Hot tips—whether well-researched or not—are fueling a buying spree by small investors in China
China's remarkable bull run has changed the lives of many, but perhaps none so much as that of Wang Xiujie. The bespectacled former bank clerk transformed himself into a stock market maven called Daitou Dage, or Big Brother Leader, a self-proclaimed "professional speculator" who "made a killing" in stocks, bonds, futures, stamps, and antiques. The 33-year-old tapped out an earthy, profanity-laden blog that dispensed investing tips to China's swelling ranks of red capitalists. By this spring, he had become one of China's most popular bloggers, logging 3.4 million hits from February to July by Wang's count. In a photo on his Web site, Wang poses as a James Bond wannabe, complete with tuxedo and pistol. But instead of 007, he fancies himself "777," which in Chinese sounds like "rise-rise-rise." And that's exactly what Wang predicted the market would continue doing.
Unfortunately for Agent 777, it seems he never had a license to make a killing. On July 26, the China Securities Regulatory Commission announced Wang had been arrested on charges of running more than a dozen illegal online investing clubs, which had netted him more than $1.3 million. Nearly 1,000 people paid subscription fees to receive buy and sell recommendations from him via instant messages, according to a CSRC statement. Attempts to locate Wang or his lawyer were unsuccessful, but in his last blog entry, dated July 1, Daitou Dage challenged allegations that his tips had caused people to lose money.

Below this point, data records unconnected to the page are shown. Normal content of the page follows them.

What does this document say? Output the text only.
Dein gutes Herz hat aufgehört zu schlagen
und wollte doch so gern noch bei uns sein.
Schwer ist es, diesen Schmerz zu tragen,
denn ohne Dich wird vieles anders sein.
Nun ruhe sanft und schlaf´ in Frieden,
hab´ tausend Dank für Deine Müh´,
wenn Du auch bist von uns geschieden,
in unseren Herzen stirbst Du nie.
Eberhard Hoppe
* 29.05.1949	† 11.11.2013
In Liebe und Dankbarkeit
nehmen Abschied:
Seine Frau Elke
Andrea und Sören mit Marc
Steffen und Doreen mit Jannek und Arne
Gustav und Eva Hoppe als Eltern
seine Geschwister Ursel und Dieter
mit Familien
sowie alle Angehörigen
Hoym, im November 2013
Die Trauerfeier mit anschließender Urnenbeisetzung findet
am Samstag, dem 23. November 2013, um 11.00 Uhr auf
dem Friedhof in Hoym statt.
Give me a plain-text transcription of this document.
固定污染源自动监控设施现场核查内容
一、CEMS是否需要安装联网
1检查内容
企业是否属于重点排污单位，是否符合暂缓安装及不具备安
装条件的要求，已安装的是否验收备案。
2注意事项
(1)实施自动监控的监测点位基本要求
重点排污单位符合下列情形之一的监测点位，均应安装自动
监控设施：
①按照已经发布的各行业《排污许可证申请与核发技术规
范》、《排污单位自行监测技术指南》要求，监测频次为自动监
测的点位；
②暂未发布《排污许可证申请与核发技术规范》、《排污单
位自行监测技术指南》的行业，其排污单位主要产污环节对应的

Wang's blog is typical of the kind of place mainlanders look to for guidance on investing these days. As the number of trading accounts in the country has jumped 28%, to 95 million, so far this year, the benchmark CSI 300 index has shot up 110%. But rather than boning up on concepts such as price-earnings ratios or dividend yields, many investors turn to putative experts like Wang. China today is awash in CNBC-STYLE TV shows with names such as Securities Live and Finance Under Heaven, which trot out investment analysts and throw up snazzy charts and other graphics. Meanwhile, the Web is home to Money Dragon, Great Wisdom, and myriad other investing sites, as well as countless bloggers such as "The Godfather of Stocks" and "Golden Stocks King." "That environment provides the soil to set yourself up as a blogger or a pundit where the best-sounding story is the most authoritative," says Fraser J.T. Howie, who manages the China portfolio for brokerage CLSA Asia-Pacific Markets. "In the middle of a raging bull market, good research and meaningful analysis just don't matter."
To be sure, mainland brokerages publish plenty of research, the quality of which has improved steadily. But most small-time traders find these reports impenetrable. "I read them, but quite honestly, I don't understand them," says Xu Wenjie, a 22-year-old who works at a travel agency in Shanghai. In June he pumped $460 into a single stock—a hydroelectric power company—but the value of that investment has since fallen to $350.
The perception that the little guys are at a disadvantage to high-powered investors is sure to create a continuing audience for Internet tipsters. "They listen to those who pretend to have better information," says Tian Rencan, CHIEF EXECUTIVE of Fortis Haitong, a fund management company in Shanghai. China's securities watchdog says it's trying to protect unwary citizens from the likes of Daitou Dage, but the agency already has its hands full trying to combat such problems as insider trading and misleading or incomplete financial disclosures from listed companies. And while Wang may have been silenced, others will surely emerge to take his place. As Daitou Dage bragged online: "People say I'm insane, but there are many insane people investing alongside me."